Open source : Hollande et Sarkozy convergent souvent mais s’opposent sur les brevets logiciels
Fort de sa foi dans la dimension économique incontournable du mouvement open source, le CNLL (Conseil national du logiciel libre) a soumis un questionnaire précis aux candidats. Pour tirer une analyse non moins précise du programme des deux plus en vue en matière de logiciel libre. Les approches sont consensuelles…. Sauf en matière de brevets logiciels, se qui inquiète la communauté.

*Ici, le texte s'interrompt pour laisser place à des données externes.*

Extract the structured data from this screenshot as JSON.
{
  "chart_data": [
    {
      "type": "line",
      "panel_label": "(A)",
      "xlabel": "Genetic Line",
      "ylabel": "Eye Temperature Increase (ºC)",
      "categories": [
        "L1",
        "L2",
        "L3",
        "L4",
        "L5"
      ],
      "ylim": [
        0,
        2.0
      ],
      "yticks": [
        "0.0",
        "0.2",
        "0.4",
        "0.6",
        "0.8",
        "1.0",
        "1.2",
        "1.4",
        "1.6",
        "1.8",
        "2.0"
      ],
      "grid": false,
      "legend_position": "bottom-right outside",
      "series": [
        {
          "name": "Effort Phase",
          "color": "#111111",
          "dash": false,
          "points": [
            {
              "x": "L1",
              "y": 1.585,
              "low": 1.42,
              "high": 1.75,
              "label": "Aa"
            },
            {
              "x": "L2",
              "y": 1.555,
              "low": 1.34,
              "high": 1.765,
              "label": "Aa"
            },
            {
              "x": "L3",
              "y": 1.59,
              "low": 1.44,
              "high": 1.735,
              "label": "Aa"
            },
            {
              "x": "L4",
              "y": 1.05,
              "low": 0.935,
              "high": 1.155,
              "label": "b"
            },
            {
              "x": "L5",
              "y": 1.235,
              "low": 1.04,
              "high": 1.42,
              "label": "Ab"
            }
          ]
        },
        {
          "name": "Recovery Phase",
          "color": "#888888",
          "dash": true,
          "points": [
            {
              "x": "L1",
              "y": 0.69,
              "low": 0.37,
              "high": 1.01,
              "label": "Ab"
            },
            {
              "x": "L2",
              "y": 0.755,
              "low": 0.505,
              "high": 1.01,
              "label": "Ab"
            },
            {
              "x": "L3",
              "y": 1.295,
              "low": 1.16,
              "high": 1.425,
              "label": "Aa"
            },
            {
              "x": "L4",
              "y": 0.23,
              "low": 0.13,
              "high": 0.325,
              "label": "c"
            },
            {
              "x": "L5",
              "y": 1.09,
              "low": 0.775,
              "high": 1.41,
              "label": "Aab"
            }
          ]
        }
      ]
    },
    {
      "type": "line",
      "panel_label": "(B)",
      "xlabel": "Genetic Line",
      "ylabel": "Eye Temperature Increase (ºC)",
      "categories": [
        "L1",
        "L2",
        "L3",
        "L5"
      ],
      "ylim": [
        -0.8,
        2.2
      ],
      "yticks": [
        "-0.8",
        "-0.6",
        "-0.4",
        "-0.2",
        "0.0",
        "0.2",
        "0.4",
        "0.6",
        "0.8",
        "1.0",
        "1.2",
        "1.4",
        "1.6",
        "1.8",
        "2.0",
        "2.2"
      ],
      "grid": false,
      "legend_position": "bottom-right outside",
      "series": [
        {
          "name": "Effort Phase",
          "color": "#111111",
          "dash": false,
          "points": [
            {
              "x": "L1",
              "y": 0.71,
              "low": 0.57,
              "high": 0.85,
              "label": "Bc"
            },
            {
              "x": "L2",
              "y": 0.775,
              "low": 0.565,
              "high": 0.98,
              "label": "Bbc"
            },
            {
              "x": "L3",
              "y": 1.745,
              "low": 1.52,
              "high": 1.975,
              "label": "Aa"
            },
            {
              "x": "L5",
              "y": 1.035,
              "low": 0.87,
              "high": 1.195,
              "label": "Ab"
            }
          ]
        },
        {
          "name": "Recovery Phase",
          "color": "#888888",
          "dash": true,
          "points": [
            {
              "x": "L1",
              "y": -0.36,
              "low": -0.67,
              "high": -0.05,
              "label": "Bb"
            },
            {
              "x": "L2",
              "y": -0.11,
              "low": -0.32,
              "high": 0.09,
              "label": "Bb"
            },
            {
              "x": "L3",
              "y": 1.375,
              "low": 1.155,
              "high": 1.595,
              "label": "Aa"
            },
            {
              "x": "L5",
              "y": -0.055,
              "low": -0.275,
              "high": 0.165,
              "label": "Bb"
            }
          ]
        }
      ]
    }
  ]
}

Très intéressé par le point de vue des candidats en matière de développement de l’open source, le CNLL (Conseil national du logiciel libre, créé il y a un peu plus de deux ans) a envoyé en novembre un questionnaire en huit points aux principaux candidats. Il s’agissait alors pour l’association regroupant une dizaine de grandes associations et de clusters d'entreprises du Logiciel Libre, de les voir expliciter leurs positions par rapport aux facteurs de développement, ou au contraire de freins au développement, du logiciel libre et de l’open source.

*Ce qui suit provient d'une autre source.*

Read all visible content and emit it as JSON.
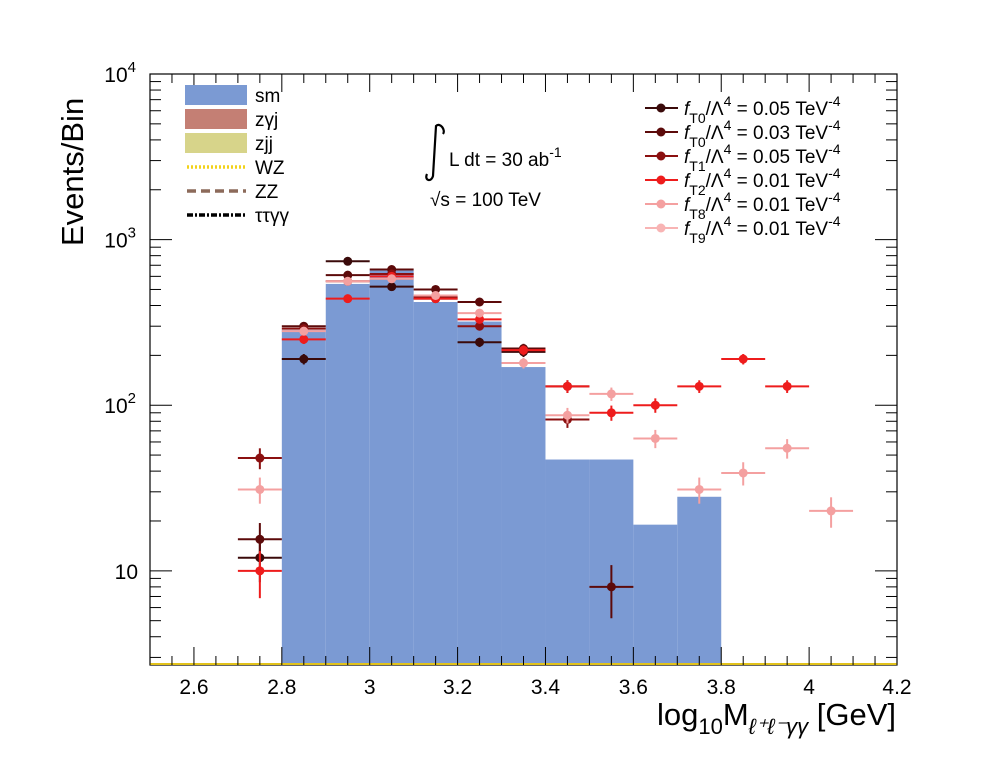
{
  "chart_data": {
    "type": "histogram",
    "ylabel": "Events/Bin",
    "xlabel_parts": {
      "base": "log",
      "base_sub": "10",
      "var": "M",
      "var_sub": "ℓ⁺ℓ⁻γγ",
      "unit": " [GeV]"
    },
    "x_range": [
      2.5,
      4.2
    ],
    "y_range": [
      2.7,
      10000
    ],
    "y_scale": "log",
    "x_ticks": [
      {
        "v": 2.6,
        "label": "2.6"
      },
      {
        "v": 2.8,
        "label": "2.8"
      },
      {
        "v": 3.0,
        "label": "3"
      },
      {
        "v": 3.2,
        "label": "3.2"
      },
      {
        "v": 3.4,
        "label": "3.4"
      },
      {
        "v": 3.6,
        "label": "3.6"
      },
      {
        "v": 3.8,
        "label": "3.8"
      },
      {
        "v": 4.0,
        "label": "4"
      },
      {
        "v": 4.2,
        "label": "4.2"
      }
    ],
    "y_ticks": [
      {
        "v": 10,
        "base": "10",
        "exp": ""
      },
      {
        "v": 100,
        "base": "10",
        "exp": "2"
      },
      {
        "v": 1000,
        "base": "10",
        "exp": "3"
      },
      {
        "v": 10000,
        "base": "10",
        "exp": "4"
      }
    ],
    "lumi": {
      "integral": "L dt = 30 ab",
      "integral_exp": "-1",
      "energy": "√s = 100 TeV"
    },
    "stack": {
      "name": "sm",
      "color": "#7b9ad3",
      "bin_width": 0.1,
      "bins": [
        {
          "x": 2.85,
          "y": 285
        },
        {
          "x": 2.95,
          "y": 540
        },
        {
          "x": 3.05,
          "y": 650
        },
        {
          "x": 3.15,
          "y": 420
        },
        {
          "x": 3.25,
          "y": 320
        },
        {
          "x": 3.35,
          "y": 170
        },
        {
          "x": 3.45,
          "y": 47
        },
        {
          "x": 3.55,
          "y": 47
        },
        {
          "x": 3.65,
          "y": 19
        },
        {
          "x": 3.75,
          "y": 28
        }
      ]
    },
    "background_legend": [
      {
        "name": "sm",
        "style": "fill",
        "color": "#7b9ad3"
      },
      {
        "name": "zγj",
        "style": "fill",
        "color": "#c47f74"
      },
      {
        "name": "zjj",
        "style": "fill",
        "color": "#d7d48a"
      },
      {
        "name": "WZ",
        "style": "dotted",
        "color": "#f2d21a"
      },
      {
        "name": "ZZ",
        "style": "dashed",
        "color": "#8c6a5a"
      },
      {
        "name": "ττγγ",
        "style": "dashdot",
        "color": "#000000"
      }
    ],
    "series": [
      {
        "name_prefix": "f",
        "name_sub": "T0",
        "name_suffix": "/Λ",
        "name_exp": "4",
        "name_value": " = 0.05 TeV",
        "name_value_exp": "-4",
        "color": "#3a0a0a",
        "points": [
          {
            "x": 2.75,
            "y": 12
          },
          {
            "x": 2.85,
            "y": 190
          },
          {
            "x": 2.95,
            "y": 740
          },
          {
            "x": 3.05,
            "y": 520
          },
          {
            "x": 3.15,
            "y": 440
          },
          {
            "x": 3.25,
            "y": 240
          },
          {
            "x": 3.35,
            "y": 210
          }
        ]
      },
      {
        "name_prefix": "f",
        "name_sub": "T0",
        "name_suffix": "/Λ",
        "name_exp": "4",
        "name_value": " = 0.03 TeV",
        "name_value_exp": "-4",
        "color": "#5c0a0a",
        "points": [
          {
            "x": 2.75,
            "y": 15.5
          },
          {
            "x": 2.85,
            "y": 300
          },
          {
            "x": 2.95,
            "y": 610
          },
          {
            "x": 3.05,
            "y": 660
          },
          {
            "x": 3.15,
            "y": 500
          },
          {
            "x": 3.25,
            "y": 420
          },
          {
            "x": 3.35,
            "y": 220
          },
          {
            "x": 3.45,
            "y": 130
          },
          {
            "x": 3.55,
            "y": 8
          }
        ]
      },
      {
        "name_prefix": "f",
        "name_sub": "T1",
        "name_suffix": "/Λ",
        "name_exp": "4",
        "name_value": " = 0.05 TeV",
        "name_value_exp": "-4",
        "color": "#8b1010",
        "points": [
          {
            "x": 2.75,
            "y": 48
          },
          {
            "x": 2.85,
            "y": 290
          },
          {
            "x": 2.95,
            "y": 560
          },
          {
            "x": 3.05,
            "y": 620
          },
          {
            "x": 3.15,
            "y": 450
          },
          {
            "x": 3.25,
            "y": 300
          },
          {
            "x": 3.35,
            "y": 215
          },
          {
            "x": 3.45,
            "y": 82
          }
        ]
      },
      {
        "name_prefix": "f",
        "name_sub": "T2",
        "name_suffix": "/Λ",
        "name_exp": "4",
        "name_value": " = 0.01 TeV",
        "name_value_exp": "-4",
        "color": "#ee1c1c",
        "points": [
          {
            "x": 2.75,
            "y": 10
          },
          {
            "x": 2.85,
            "y": 250
          },
          {
            "x": 2.95,
            "y": 440
          },
          {
            "x": 3.05,
            "y": 600
          },
          {
            "x": 3.15,
            "y": 440
          },
          {
            "x": 3.25,
            "y": 330
          },
          {
            "x": 3.35,
            "y": 215
          },
          {
            "x": 3.45,
            "y": 130
          },
          {
            "x": 3.55,
            "y": 90
          },
          {
            "x": 3.65,
            "y": 100
          },
          {
            "x": 3.75,
            "y": 130
          },
          {
            "x": 3.85,
            "y": 190
          },
          {
            "x": 3.95,
            "y": 130
          }
        ]
      },
      {
        "name_prefix": "f",
        "name_sub": "T8",
        "name_suffix": "/Λ",
        "name_exp": "4",
        "name_value": " = 0.01 TeV",
        "name_value_exp": "-4",
        "color": "#f4a0a0",
        "points": [
          {
            "x": 2.75,
            "y": 31
          },
          {
            "x": 2.85,
            "y": 280
          },
          {
            "x": 2.95,
            "y": 560
          },
          {
            "x": 3.05,
            "y": 580
          },
          {
            "x": 3.15,
            "y": 460
          },
          {
            "x": 3.25,
            "y": 360
          },
          {
            "x": 3.35,
            "y": 180
          },
          {
            "x": 3.45,
            "y": 87
          },
          {
            "x": 3.55,
            "y": 117
          },
          {
            "x": 3.65,
            "y": 63
          },
          {
            "x": 3.75,
            "y": 31
          },
          {
            "x": 3.85,
            "y": 39
          },
          {
            "x": 3.95,
            "y": 55
          },
          {
            "x": 4.05,
            "y": 23
          }
        ]
      },
      {
        "name_prefix": "f",
        "name_sub": "T9",
        "name_suffix": "/Λ",
        "name_exp": "4",
        "name_value": " = 0.01 TeV",
        "name_value_exp": "-4",
        "color": "#f8b4b4",
        "points": []
      }
    ]
  }
}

Dans son document d’analyse et de synthèse, le CNLL, par la voix de son Président Patrice Bertrand, estime que sur une majorité de sujets, les deux principaux candidats « semblent avoir compris la teneur du Logiciel Libre et les bénéfices spécifiques qu'il apporte à notre économie ». Ainsi, sur la place du Logiciel Libre dans la commande publique, « François Hollande et Nicolas Sarkozy sont l'un et l'autre favorables à une politique d'incitation préférentielle en la matière ». Nicolas Sarkozy note dans le document transmis au Conseil , que « 15% du budget informatique des administrations était consacré au Logiciel Libre et ce chiffre est en croissance de 30% par an. (…) Le logiciel Libre est un axe stratégique du développement du secteur numérique en France ». De son côté, François Hollande prévoit pour l'Etat une informatique privilégiant « l’agilité plutôt que la logique des 'grands projets' cloisonnés et coûteux » et souligne que « les logiciels libres permettent quant à eux davantage de mutualisation et facilitent la mise en concurrence des fournisseurs de prestations externalisées. »

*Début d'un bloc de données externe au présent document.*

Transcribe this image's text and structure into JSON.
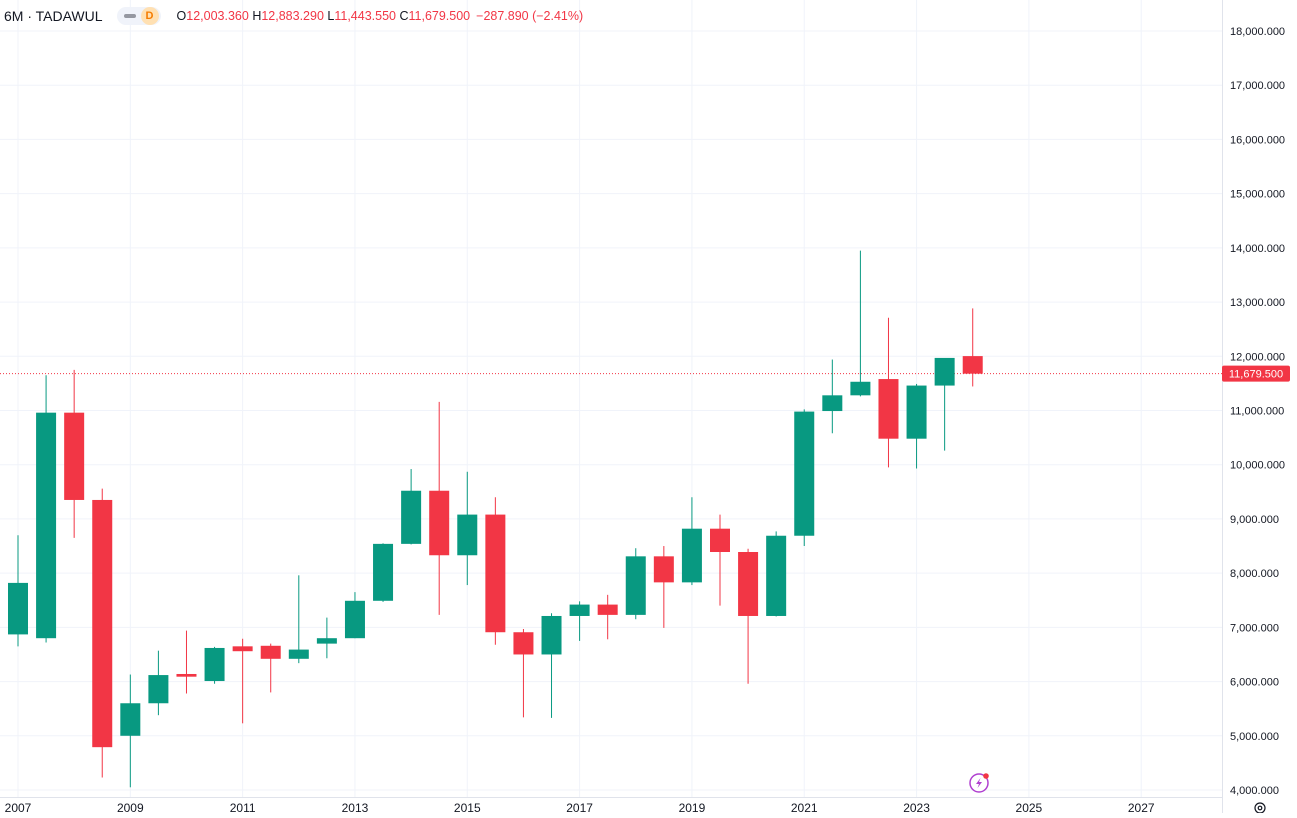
{
  "header": {
    "symbol": "6M · TADAWUL",
    "badge": "D",
    "ohlc": {
      "open_label": "O",
      "open": "12,003.360",
      "high_label": "H",
      "high": "12,883.290",
      "low_label": "L",
      "low": "11,443.550",
      "close_label": "C",
      "close": "11,679.500",
      "change": "−287.890 (−2.41%)"
    }
  },
  "colors": {
    "up": "#089981",
    "down": "#f23645",
    "grid": "#f0f3fa",
    "text": "#131722",
    "price_line": "#f23645"
  },
  "last_price_label": "11,679.500",
  "chart_data": {
    "type": "candlestick",
    "interval": "6M",
    "title": "6M · TADAWUL",
    "ylim": [
      3850,
      18250
    ],
    "yticks": [
      4000,
      5000,
      6000,
      7000,
      8000,
      9000,
      10000,
      11000,
      12000,
      13000,
      14000,
      15000,
      16000,
      17000,
      18000
    ],
    "ytick_labels": [
      "4,000.000",
      "5,000.000",
      "6,000.000",
      "7,000.000",
      "8,000.000",
      "9,000.000",
      "10,000.000",
      "11,000.000",
      "12,000.000",
      "13,000.000",
      "14,000.000",
      "15,000.000",
      "16,000.000",
      "17,000.000",
      "18,000.000"
    ],
    "xticks": [
      "2007",
      "2009",
      "2011",
      "2013",
      "2015",
      "2017",
      "2019",
      "2021",
      "2023",
      "2025",
      "2027"
    ],
    "last_price": 11679.5,
    "candles": [
      {
        "t": "2007 H1",
        "o": 6870,
        "h": 8700,
        "l": 6650,
        "c": 7820
      },
      {
        "t": "2007 H2",
        "o": 6800,
        "h": 11650,
        "l": 6720,
        "c": 10960
      },
      {
        "t": "2008 H1",
        "o": 10960,
        "h": 11750,
        "l": 8650,
        "c": 9350
      },
      {
        "t": "2008 H2",
        "o": 9350,
        "h": 9560,
        "l": 4230,
        "c": 4790
      },
      {
        "t": "2009 H1",
        "o": 5000,
        "h": 6130,
        "l": 4050,
        "c": 5600
      },
      {
        "t": "2009 H2",
        "o": 5600,
        "h": 6570,
        "l": 5380,
        "c": 6120
      },
      {
        "t": "2010 H1",
        "o": 6140,
        "h": 6940,
        "l": 5780,
        "c": 6090
      },
      {
        "t": "2010 H2",
        "o": 6010,
        "h": 6640,
        "l": 5960,
        "c": 6620
      },
      {
        "t": "2011 H1",
        "o": 6650,
        "h": 6790,
        "l": 5230,
        "c": 6560
      },
      {
        "t": "2011 H2",
        "o": 6660,
        "h": 6700,
        "l": 5800,
        "c": 6420
      },
      {
        "t": "2012 H1",
        "o": 6420,
        "h": 7960,
        "l": 6340,
        "c": 6590
      },
      {
        "t": "2012 H2",
        "o": 6700,
        "h": 7180,
        "l": 6430,
        "c": 6800
      },
      {
        "t": "2013 H1",
        "o": 6800,
        "h": 7650,
        "l": 6800,
        "c": 7490
      },
      {
        "t": "2013 H2",
        "o": 7490,
        "h": 8550,
        "l": 7470,
        "c": 8540
      },
      {
        "t": "2014 H1",
        "o": 8540,
        "h": 9920,
        "l": 8530,
        "c": 9520
      },
      {
        "t": "2014 H2",
        "o": 9520,
        "h": 11160,
        "l": 7230,
        "c": 8330
      },
      {
        "t": "2015 H1",
        "o": 8330,
        "h": 9870,
        "l": 7780,
        "c": 9080
      },
      {
        "t": "2015 H2",
        "o": 9080,
        "h": 9400,
        "l": 6680,
        "c": 6910
      },
      {
        "t": "2016 H1",
        "o": 6910,
        "h": 6970,
        "l": 5340,
        "c": 6500
      },
      {
        "t": "2016 H2",
        "o": 6500,
        "h": 7260,
        "l": 5330,
        "c": 7210
      },
      {
        "t": "2017 H1",
        "o": 7210,
        "h": 7480,
        "l": 6750,
        "c": 7420
      },
      {
        "t": "2017 H2",
        "o": 7420,
        "h": 7600,
        "l": 6780,
        "c": 7230
      },
      {
        "t": "2018 H1",
        "o": 7230,
        "h": 8460,
        "l": 7150,
        "c": 8310
      },
      {
        "t": "2018 H2",
        "o": 8310,
        "h": 8500,
        "l": 6990,
        "c": 7830
      },
      {
        "t": "2019 H1",
        "o": 7830,
        "h": 9400,
        "l": 7780,
        "c": 8820
      },
      {
        "t": "2019 H2",
        "o": 8820,
        "h": 9080,
        "l": 7400,
        "c": 8390
      },
      {
        "t": "2020 H1",
        "o": 8390,
        "h": 8450,
        "l": 5960,
        "c": 7210
      },
      {
        "t": "2020 H2",
        "o": 7210,
        "h": 8770,
        "l": 7200,
        "c": 8690
      },
      {
        "t": "2021 H1",
        "o": 8690,
        "h": 11020,
        "l": 8500,
        "c": 10980
      },
      {
        "t": "2021 H2",
        "o": 10990,
        "h": 11940,
        "l": 10580,
        "c": 11280
      },
      {
        "t": "2022 H1",
        "o": 11280,
        "h": 13950,
        "l": 11260,
        "c": 11530
      },
      {
        "t": "2022 H2",
        "o": 11580,
        "h": 12710,
        "l": 9950,
        "c": 10480
      },
      {
        "t": "2023 H1",
        "o": 10480,
        "h": 11490,
        "l": 9930,
        "c": 11460
      },
      {
        "t": "2023 H2",
        "o": 11460,
        "h": 11960,
        "l": 10260,
        "c": 11970
      },
      {
        "t": "2024 H1",
        "o": 12003.36,
        "h": 12883.29,
        "l": 11443.55,
        "c": 11679.5
      }
    ]
  }
}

Le soutien aux PME, tous métiers confondus, était l'une des priorités exprimées par le CNLL, dont les entreprises sont majoritairement petites et moyennes. Et là encore, le consensus est grand entre les deux principaux candidats sur la nécessité de soutenir les structures les plus petites.
En fait, le sujet sur lequel les prises de position des candidats se distinguent fortement selon le CNLL est celui des brevets logiciels. « François Hollande y est clairement opposé, invoquant un engagement constant, où le combat mené par Michel Rocard au Parlement Européen a fait Date » note le conseil. Au contraire, Nicolas Sarkozy se dit favorable aux brevets logiciels. Pour Patrice Bertrand, « le commentaire du candidat invoque les bénéfices de la protection de la propriété intellectuelle dans la réussite de grands acteurs du logiciel [...et] les entreprises qui portent cette industrie telles que SAP ». Un point de vue qui ne devrait pas vraiment réjouir les membres de la communauté du libre. Particulièrement au fait des développements touchant à l’open source, Stéphane Fermigier, Président du GT Logiciel Libre du Pôle Systematic, explique ainsi dans un avis transmis au MagIT « s’inquiéter de la prise de position de M. Sarkozy concernant la brevetabilité du logiciel, puisque ce dernier a répondu sans prendre de gants "[être] favorable[s] aux brevets logiciels et [avoir pour projet d'agir] dans ce sens." »
Pour Stéphane Fermigier – pourfendeur de longues dates desdits brevets comme nombre d’entrepreneurs de l’open source – estime que « le détail de sa réponse montre une méconnaissance du sujet et de ses enjeux, qui ne saurait être réduit, comme c'est le cas, à une simple opposition "logiciel libre vs. logiciel propriétaire". La question des brevets logiciels en Europe a été jugée comme la plus critique par nos entreprises, et en tant qu'entrepreneur du logiciel, je peux vous dire que c'est un problème réel, et non hypothétique. »
Beaucoup de convergences donc mais un gros point d’interrogation sur un sujet qui fâche du côté de Nicolas Sarkozy… De quoi orienter quelque peu le message proposé en conclusion par le CNLL aux candidats qui tient notamment dans cette phrase tirée du document de synthèse : « Parce qu'il fonde la création de valeur sur l'expertise des hommes et non sur le seul droit d'utilisation, le logiciel libre est un vecteur de relance économique qui est indissociable de la création d'emplois ». A noter que si elle a tardé à remettre son point de vue, Eva Joly, candidate pour le compte d’Europe Ecologie, se dit 100% alignée sur les recommandations proposée par le Conseil National du Logiciel Libre.